My brain feels like it’s going to pop. I feel a lot of pressure in my head. It isn’t a headache. Simply just pressure. A lot of pressure. There is no release. I have been like this for a couple of days now. The tension crawls around my neck and leads up to my temple. It’s hard to breathe sometimes. My throat feels tight. I pray to God to help me with this.
I have a bad habit of pondering about the past. Today, Diana, from my group training class advised me to live in the present and forget the past. She said “Focus on the now and the future. Forget the past.” I am sure I did not quote her properly but it was something like that. I love Diana. She reminds me of another version of myself. She is a ball of positivity and she is so beautiful in every way. I feel like a giant ball of negativity like a giant Rasengan (Naruto reference). My Rasengan is black and not blue like Naruto’s.
The family drama does not help my mental health. Literally, it feels like every week is a different type of drama. I need to move out. I would be much happier. I have an attachment to my family but it is unhealthy. Too many people in one house. I am grateful for my time living under my parents’ roof but every time I am home, I just feel anxious. Who is going to erupt next? Who is going to complain next? My room is way too small. My sister hogs the bathroom, which means I keep everything in my room, including my toothbrush in my room. I can’t sleep in the morning because of all the talking. Parking in our driveway is a nightmare. Having a conversation with anyone cause drama. Your words are twisted and turned into something else causing some type of unnecessary drama. There is a lot more.
Trust me. I know how much rent is in LA and I know I should be grateful. I have food and shelter. My mom allows me to have so many pets and yeah she complains but she allows me to keep them all. Also, since I live at home with my family, I don’t have to make time to see them. Everyone sees each other at some point in the day and that is kind of nice.
But, too many personalities under one roof. I am ready for my own place. A cozy bathroom with all my beauty products so I can keep up with my skin routine, which is causing me all sorts of wrinkles. Right now, my skin products are all in my room and I forget to take it with me when I go to brush my teeth and shower. Of course, I can walk back and get it but then laziness gets in the way.
I feel stuck.
There is so much negative energy at home that it weighs in on me in every way. My diet sucks and my work feel super tiresome and my mood seems horrendous.

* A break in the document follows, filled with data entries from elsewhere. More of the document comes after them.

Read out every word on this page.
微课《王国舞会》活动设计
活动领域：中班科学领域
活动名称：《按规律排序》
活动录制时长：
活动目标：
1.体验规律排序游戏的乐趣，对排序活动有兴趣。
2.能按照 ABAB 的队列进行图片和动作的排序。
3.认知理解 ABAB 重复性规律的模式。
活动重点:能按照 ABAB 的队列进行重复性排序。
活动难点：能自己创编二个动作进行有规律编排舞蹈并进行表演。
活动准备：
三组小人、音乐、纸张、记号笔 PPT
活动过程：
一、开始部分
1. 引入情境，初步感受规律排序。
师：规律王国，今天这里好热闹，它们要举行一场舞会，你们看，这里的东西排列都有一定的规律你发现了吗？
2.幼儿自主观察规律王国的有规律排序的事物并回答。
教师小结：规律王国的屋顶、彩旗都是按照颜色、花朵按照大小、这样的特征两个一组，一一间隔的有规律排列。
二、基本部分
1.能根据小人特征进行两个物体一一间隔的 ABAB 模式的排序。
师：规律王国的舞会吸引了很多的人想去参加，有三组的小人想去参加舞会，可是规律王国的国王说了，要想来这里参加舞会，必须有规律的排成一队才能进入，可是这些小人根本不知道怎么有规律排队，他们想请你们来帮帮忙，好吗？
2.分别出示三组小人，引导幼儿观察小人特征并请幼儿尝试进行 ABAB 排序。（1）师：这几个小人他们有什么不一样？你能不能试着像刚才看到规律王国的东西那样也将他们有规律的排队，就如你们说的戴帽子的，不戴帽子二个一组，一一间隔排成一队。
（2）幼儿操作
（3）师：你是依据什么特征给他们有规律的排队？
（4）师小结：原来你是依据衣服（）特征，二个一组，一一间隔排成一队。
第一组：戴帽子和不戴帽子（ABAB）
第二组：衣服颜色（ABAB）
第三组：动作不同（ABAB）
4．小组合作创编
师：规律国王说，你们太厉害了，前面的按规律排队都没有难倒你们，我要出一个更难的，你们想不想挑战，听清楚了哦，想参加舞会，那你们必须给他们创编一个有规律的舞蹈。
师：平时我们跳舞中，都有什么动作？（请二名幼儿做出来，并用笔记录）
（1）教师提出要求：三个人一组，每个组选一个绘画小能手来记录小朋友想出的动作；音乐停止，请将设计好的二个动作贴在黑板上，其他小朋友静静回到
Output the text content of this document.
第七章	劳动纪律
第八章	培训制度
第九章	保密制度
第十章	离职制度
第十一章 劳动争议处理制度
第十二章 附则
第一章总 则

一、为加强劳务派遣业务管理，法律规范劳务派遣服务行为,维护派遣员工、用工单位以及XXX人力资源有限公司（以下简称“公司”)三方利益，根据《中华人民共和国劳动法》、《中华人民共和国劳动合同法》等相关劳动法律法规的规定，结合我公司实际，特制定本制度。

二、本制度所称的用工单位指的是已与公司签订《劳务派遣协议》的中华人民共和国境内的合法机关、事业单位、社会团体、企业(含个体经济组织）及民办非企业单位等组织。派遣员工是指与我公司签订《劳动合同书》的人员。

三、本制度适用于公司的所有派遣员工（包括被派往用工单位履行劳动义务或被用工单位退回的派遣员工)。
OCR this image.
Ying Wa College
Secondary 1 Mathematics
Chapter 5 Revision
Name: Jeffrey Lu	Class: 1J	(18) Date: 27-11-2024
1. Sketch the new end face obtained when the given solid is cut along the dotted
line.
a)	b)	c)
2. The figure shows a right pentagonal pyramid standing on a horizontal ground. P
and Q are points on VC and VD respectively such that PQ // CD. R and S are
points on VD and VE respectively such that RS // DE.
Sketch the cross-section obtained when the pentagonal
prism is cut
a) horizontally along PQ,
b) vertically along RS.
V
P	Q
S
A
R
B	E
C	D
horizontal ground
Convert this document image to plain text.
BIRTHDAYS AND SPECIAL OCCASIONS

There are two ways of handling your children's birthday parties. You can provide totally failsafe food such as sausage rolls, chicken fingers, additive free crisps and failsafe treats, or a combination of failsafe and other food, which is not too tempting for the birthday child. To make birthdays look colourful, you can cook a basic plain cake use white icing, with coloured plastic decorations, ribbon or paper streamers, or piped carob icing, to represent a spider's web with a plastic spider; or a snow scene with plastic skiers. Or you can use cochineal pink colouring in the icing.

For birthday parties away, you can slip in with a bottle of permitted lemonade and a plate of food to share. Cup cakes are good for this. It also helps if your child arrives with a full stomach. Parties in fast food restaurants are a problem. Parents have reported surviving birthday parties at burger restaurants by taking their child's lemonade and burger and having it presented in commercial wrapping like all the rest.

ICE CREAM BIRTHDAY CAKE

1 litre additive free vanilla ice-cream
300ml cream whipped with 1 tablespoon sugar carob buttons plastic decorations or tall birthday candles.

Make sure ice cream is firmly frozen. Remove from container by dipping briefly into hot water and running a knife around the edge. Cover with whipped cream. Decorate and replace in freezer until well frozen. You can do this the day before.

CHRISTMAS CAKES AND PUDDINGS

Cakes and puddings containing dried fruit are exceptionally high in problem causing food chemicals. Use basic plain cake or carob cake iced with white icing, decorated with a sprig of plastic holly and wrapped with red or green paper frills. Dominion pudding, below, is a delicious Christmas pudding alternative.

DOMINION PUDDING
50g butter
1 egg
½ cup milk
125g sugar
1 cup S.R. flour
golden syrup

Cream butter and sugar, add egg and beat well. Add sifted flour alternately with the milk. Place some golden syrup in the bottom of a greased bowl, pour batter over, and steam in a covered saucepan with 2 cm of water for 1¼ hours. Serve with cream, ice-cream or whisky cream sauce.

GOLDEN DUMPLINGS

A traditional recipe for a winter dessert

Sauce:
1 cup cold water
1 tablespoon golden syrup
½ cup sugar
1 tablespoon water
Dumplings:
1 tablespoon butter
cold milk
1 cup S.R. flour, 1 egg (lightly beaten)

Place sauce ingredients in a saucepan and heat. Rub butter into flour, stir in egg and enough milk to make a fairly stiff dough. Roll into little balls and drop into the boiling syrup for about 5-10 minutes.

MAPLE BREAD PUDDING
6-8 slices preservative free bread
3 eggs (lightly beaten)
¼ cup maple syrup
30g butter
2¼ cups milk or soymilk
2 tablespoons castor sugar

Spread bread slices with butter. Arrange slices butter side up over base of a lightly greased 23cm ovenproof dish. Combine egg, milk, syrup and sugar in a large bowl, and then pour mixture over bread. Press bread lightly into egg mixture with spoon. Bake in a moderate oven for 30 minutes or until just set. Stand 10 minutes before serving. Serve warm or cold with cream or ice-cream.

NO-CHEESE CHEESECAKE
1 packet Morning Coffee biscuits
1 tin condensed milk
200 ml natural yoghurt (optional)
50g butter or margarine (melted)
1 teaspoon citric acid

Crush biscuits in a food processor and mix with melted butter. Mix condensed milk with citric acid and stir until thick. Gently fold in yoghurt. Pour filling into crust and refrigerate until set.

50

My mind goes to a younger Frshta.
I had a light heart and loved to laugh. I had long lushes hair that I loved to french braid. I was the motivator in my circle and my positivity was contagious. I had been given so many compliments on my personality. I liked to dress up. I liked jeweler. I liked feeling pretty.
Certain types of people bring this out in me.
You know I am a Gemini. I am super versatile. My moods are always changing and I adapt to my surroundings. Some people just bring a different side out of me.
I miss me. I miss my happiness. I miss my bubbliness. But, maybe that version of me doesn’t exist anymore. Maybe this is the new me. I don’t want to even be around others because I feel like I am just passing my negativity.
I hung out with my mother a couple of times this week. I love my mom but it felt forced. We didn’t say much to each other. Sometimes I wish she would ask me how I am or how I am feeling. She doesn’t. Never. I guess it’s for the better because she won’t understand and won’t try to understand.
For some reason I have a feeling that this chapter is coming to any end. Hopefully soon because right now I don’t even want to dream. Literally, I hate dreaming. I just want my brain to shut off.